"Aku punya hadiah untukmu, cinta."
"Oh?" tanyaku, tidak bisa menahan kegembiraanku.
Aku bisa mengakui sebagai gadis material, aku suka hadiah.
Dia terkekeh padaku. "Ini bukan jenis hadiah yang biasa kamu terima, kurasa. Ini lebih… praktis."
Mataku melebar lucu saat dia mengeluarkan pistol perak kecil dari tas dan memegangnya di telapak tangannya yang besar. Tampaknya anehnya tidak berbahaya di sana, terlalu kecil dalam genggamannya, tetapi tidak diragukan lagi ancaman senjata itu.

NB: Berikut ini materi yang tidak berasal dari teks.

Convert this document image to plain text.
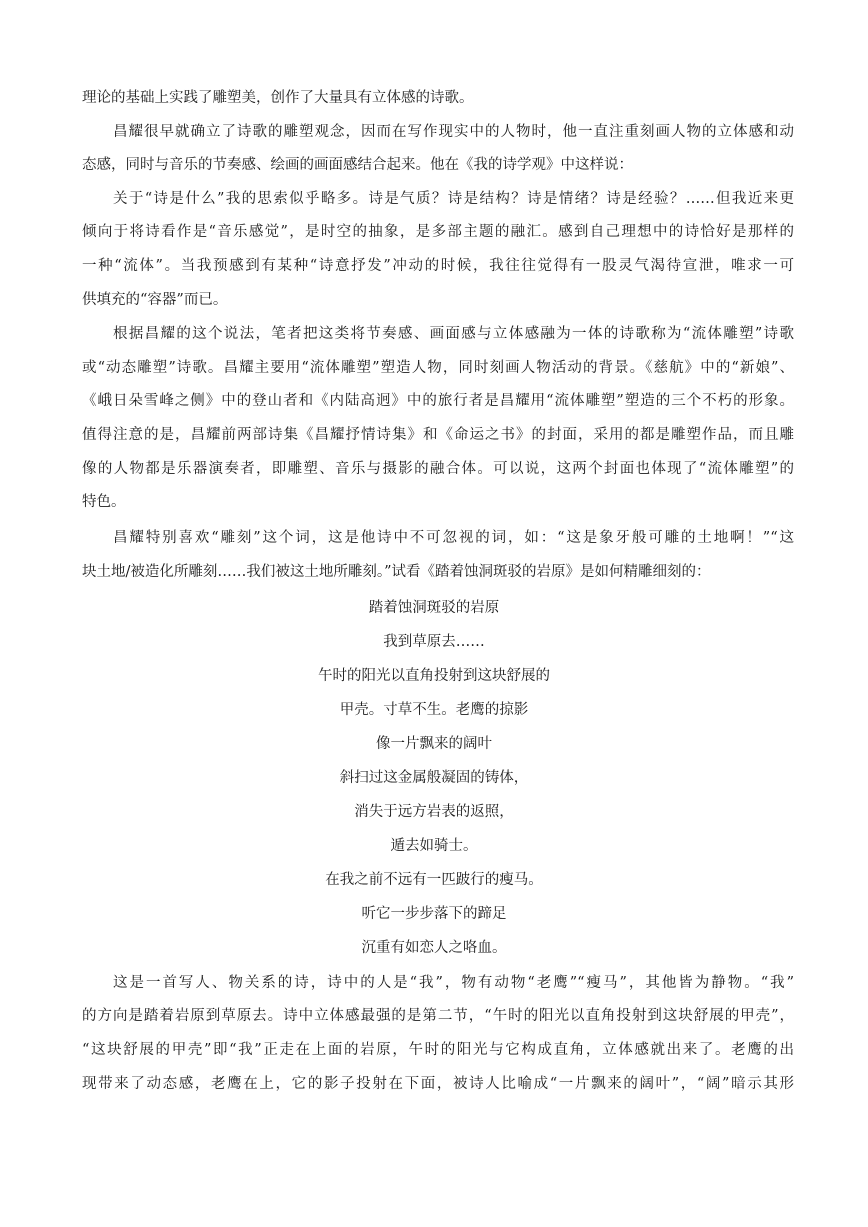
理论的基础上实践了雕塑美，创作了大量具有立体感的诗歌。
昌耀很早就确立了诗歌的雕塑观念，因而在写作现实中的人物时，他一直注重刻画人物的立体感和动
态感，同时与音乐的节奏感、绘画的画面感结合起来。他在《我的诗学观》中这样说：
关于“诗是什么”我的思索似乎略多。诗是气质？诗是结构？诗是情绪？诗是经验？……但我近来更
倾向于将诗看作是“音乐感觉”，是时空的抽象，是多部主题的融汇。感到自己理想中的诗恰好是那样的
一种“流体”。当我预感到有某种“诗意抒发”冲动的时候，我往往觉得有一股灵气渴待宣泄，唯求一可
供填充的“容器”而已。
根据昌耀的这个说法，笔者把这类将节奏感、画面感与立体感融为一体的诗歌称为“流体雕塑”诗歌
或“动态雕塑”诗歌。昌耀主要用“流体雕塑”塑造人物，同时刻画人物活动的背景。《慈航》中的“新娘”、
《峨日朵雪峰之侧》中的登山者和《内陆高迥》中的旅行者是昌耀用“流体雕塑”塑造的三个不朽的形象。
值得注意的是，昌耀前两部诗集《昌耀抒情诗集》和《命运之书》的封面，采用的都是雕塑作品，而且雕
像的人物都是乐器演奏者，即雕塑、音乐与摄影的融合体。可以说，这两个封面也体现了“流体雕塑”的
特色。
昌耀特别喜欢“雕刻”这个词，这是他诗中不可忽视的词，如：“这是象牙般可雕的土地啊！”“这
块土地/被造化所雕刻……我们被这土地所雕刻。”试看《踏着蚀洞斑驳的岩原》是如何精雕细刻的：
踏着蚀洞斑驳的岩原
我到草原去……
午时的阳光以直角投射到这块舒展的
甲壳。寸草不生。老鹰的掠影
像一片飘来的阔叶
斜扫过这金属般凝固的铸体，
消失于远方岩表的返照，
遁去如骑士。
在我之前不远有一匹跛行的瘦马。
听它一步步落下的蹄足
沉重有如恋人之咯血。
这是一首写人、物关系的诗，诗中的人是“我”，物有动物“老鹰”“瘦马”，其他皆为静物。“我”
的方向是踏着岩原到草原去。诗中立体感最强的是第二节，“午时的阳光以直角投射到这块舒展的甲壳”，
“这块舒展的甲壳”即“我”正走在上面的岩原，午时的阳光与它构成直角，立体感就出来了。老鹰的出
现带来了动态感，老鹰在上，它的影子投射在下面，被诗人比喻成“一片飘来的阔叶”，“阔”暗示其形
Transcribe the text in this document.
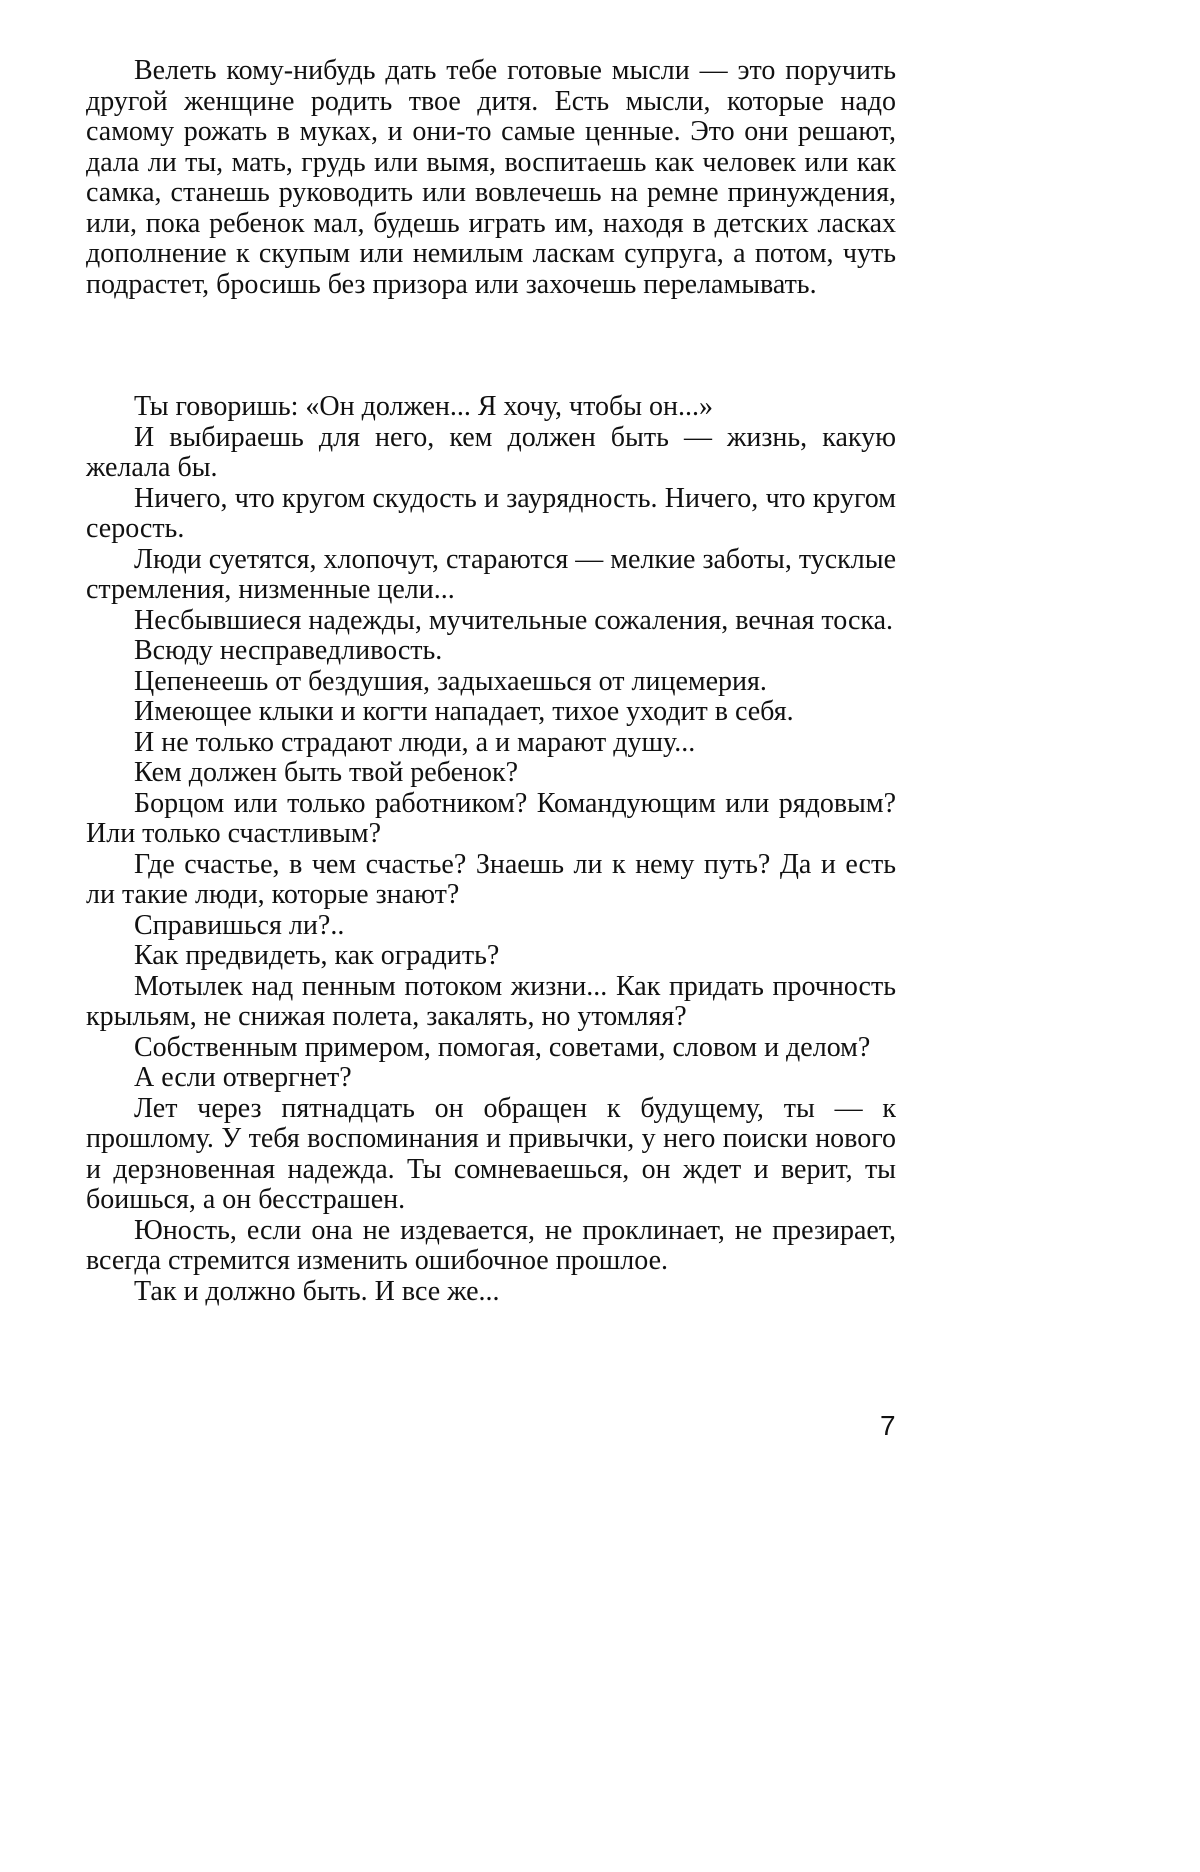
Велеть кому-нибудь дать тебе готовые мысли — это поручить другой женщине родить твое дитя. Есть мысли, которые надо самому рожать в муках, и они-то самые ценные. Это они решают, дала ли ты, мать, грудь или вымя, воспитаешь как человек или как самка, станешь руководить или вовлечешь на ремне принуждения, или, пока ребенок мал, будешь играть им, находя в детских ласках дополнение к скупым или немилым ласкам супруга, а потом, чуть подрастет, бросишь без призора или захочешь переламывать.

Ты говоришь: «Он должен... Я хочу, чтобы он...»

И выбираешь для него, кем должен быть — жизнь, какую желала бы.

Ничего, что кругом скудость и заурядность. Ничего, что кругом серость.

Люди суетятся, хлопочут, стараются — мелкие заботы, тусклые стремления, низменные цели...

Несбывшиеся надежды, мучительные сожаления, вечная тоска.

Всюду несправедливость.

Цепенеешь от бездушия, задыхаешься от лицемерия.

Имеющее клыки и когти нападает, тихое уходит в себя.

И не только страдают люди, а и марают душу...

Кем должен быть твой ребенок?

Борцом или только работником? Командующим или рядовым? Или только счастливым?

Где счастье, в чем счастье? Знаешь ли к нему путь? Да и есть ли такие люди, которые знают?

Справишься ли?..

Как предвидеть, как оградить?

Мотылек над пенным потоком жизни... Как придать прочность крыльям, не снижая полета, закалять, но утомляя?

Собственным примером, помогая, советами, словом и делом?

А если отвергнет?

Лет через пятнадцать он обращен к будущему, ты — к прошлому. У тебя воспоминания и привычки, у него поиски нового и дерзновенная надежда. Ты сомневаешься, он ждет и верит, ты боишься, а он бесстрашен.

Юность, если она не издевается, не проклинает, не презирает, всегда стремится изменить ошибочное прошлое.

Так и должно быть. И все же...

7
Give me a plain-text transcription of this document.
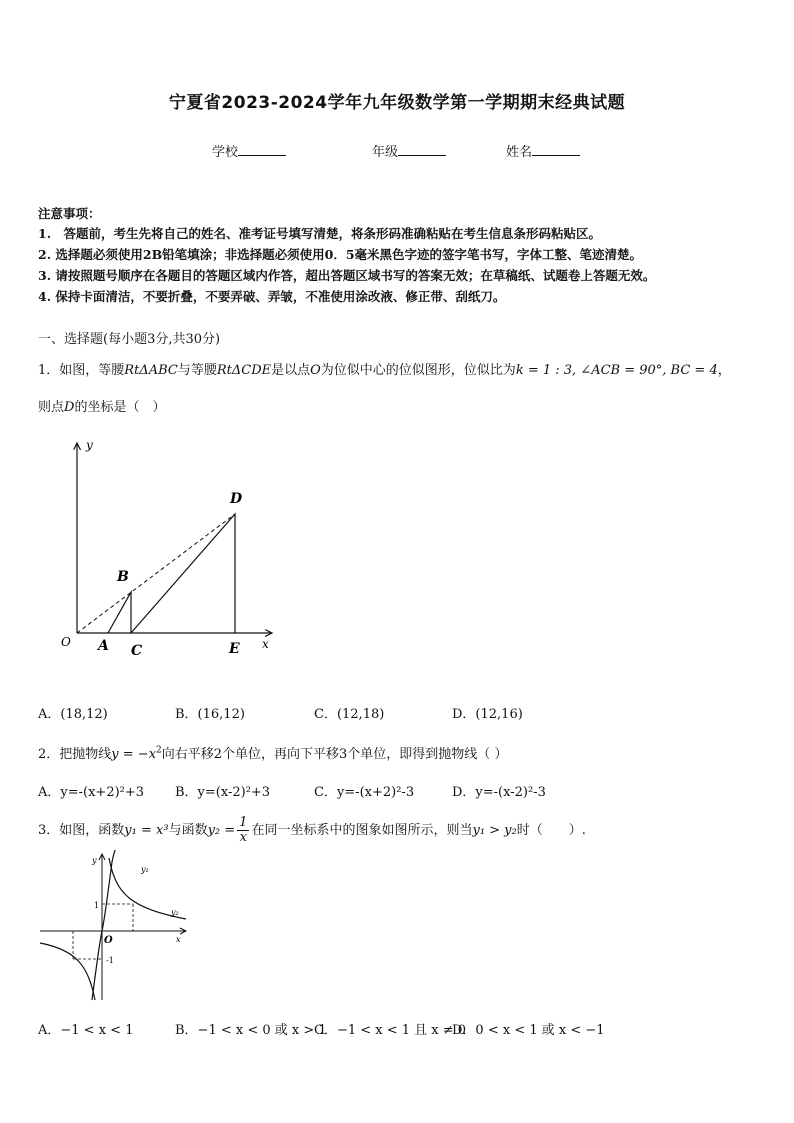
宁夏省2023-2024学年九年级数学第一学期期末经典试题
学校	年级	姓名
注意事项：
1.　答题前，考生先将自己的姓名、准考证号填写清楚，将条形码准确粘贴在考生信息条形码粘贴区。
2. 选择题必须使用2B铅笔填涂；非选择题必须使用0．5毫米黑色字迹的签字笔书写，字体工整、笔迹清楚。
3. 请按照题号顺序在各题目的答题区域内作答，超出答题区域书写的答案无效；在草稿纸、试题卷上答题无效。
4. 保持卡面清洁，不要折叠，不要弄破、弄皱，不准使用涂改液、修正带、刮纸刀。
一、选择题(每小题3分,共30分)
1．如图，等腰RtΔABC与等腰RtΔCDE是以点O为位似中心的位似图形，位似比为k = 1 : 3, ∠ACB = 90°, BC = 4，
则点D的坐标是（　）
y
x
O A
B
C
D
E
A．(18,12)	B．(16,12)	C．(12,18)	D．(12,16)
2．把抛物线$y = -x^2$向右平移2个单位，再向下平移3个单位，即得到抛物线（ ）
A．y=-(x+2)²+3 B．y=(x-2)²+3	C．y=-(x+2)²-3	D．y=-(x-2)²-3
3．如图，函数y₁ = x³与函数$y_2 = \frac{1}{x}$ 在同一坐标系中的图象如图所示，则当y₁ > y₂时（　　）.
y
x
O
1
-1
y₁
y₂
A．−1 < x < 1	B．−1 < x < 0 或 x > 1
C．−1 < x < 1 且 x ≠ 0
D．0 < x < 1 或 x < −1
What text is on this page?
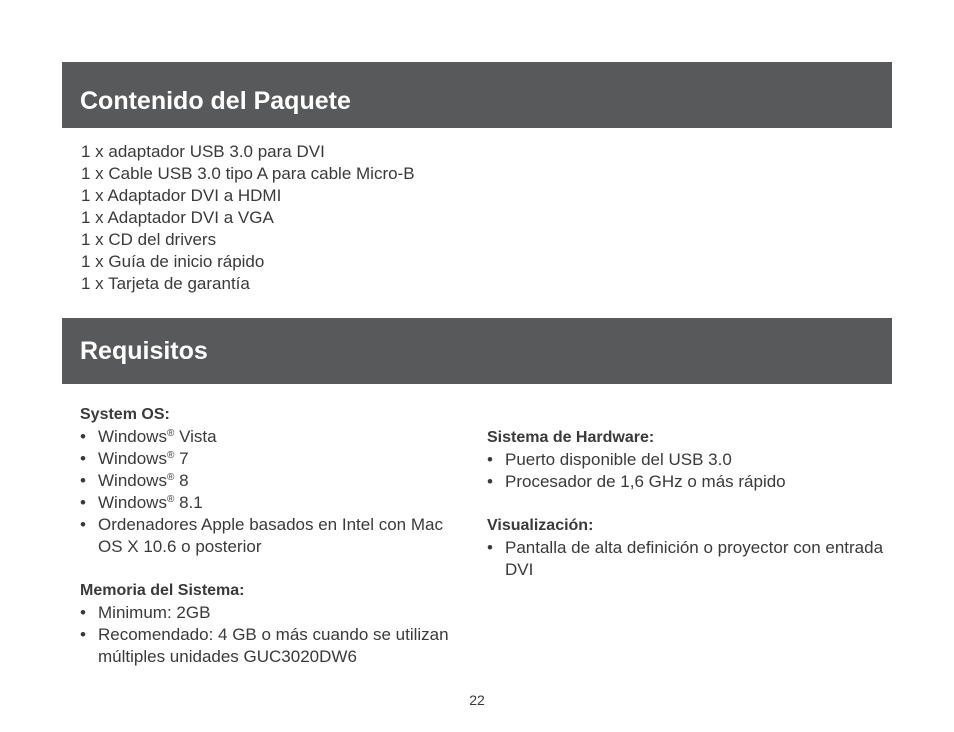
Contenido del Paquete
1 x adaptador USB 3.0 para DVI
1 x Cable USB 3.0 tipo A para cable Micro-B
1 x Adaptador DVI a HDMI
1 x Adaptador DVI a VGA
1 x CD del drivers
1 x Guía de inicio rápido
1 x Tarjeta de garantía
Requisitos
System OS:
• Windows® Vista
• Windows® 7
• Windows® 8
• Windows® 8.1
• Ordenadores Apple basados en Intel con Mac OS X 10.6 o posterior
Memoria del Sistema:
• Minimum: 2GB
• Recomendado: 4 GB o más cuando se utilizan múltiples unidades GUC3020DW6
Sistema de Hardware:
• Puerto disponible del USB 3.0
• Procesador de 1,6 GHz o más rápido
Visualización:
• Pantalla de alta definición o proyector con entrada DVI
22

"Tentunya aku tidak membutuhkan itu," bisikku bahkan ketika jari-jariku terulur untuk menyentuh logam dingin itu. "Kau akan membuatku aman."
Raut wajahnya sedikit melunak, tapi dia masih menggelengkan kepalanya. "Tidak. Hanya orang yang sangat bodoh yang berpikir bahwa dia akan mampu melindungi orang yang dicintainya setiap saat. Anda sudah menjadi petarung yang baik. Aku akan mengajari Anda untuk menjadi baik dengan pistol. Aku tidak akan memiliki egoisme aku sendiri menjadi celah di baju besi Anda.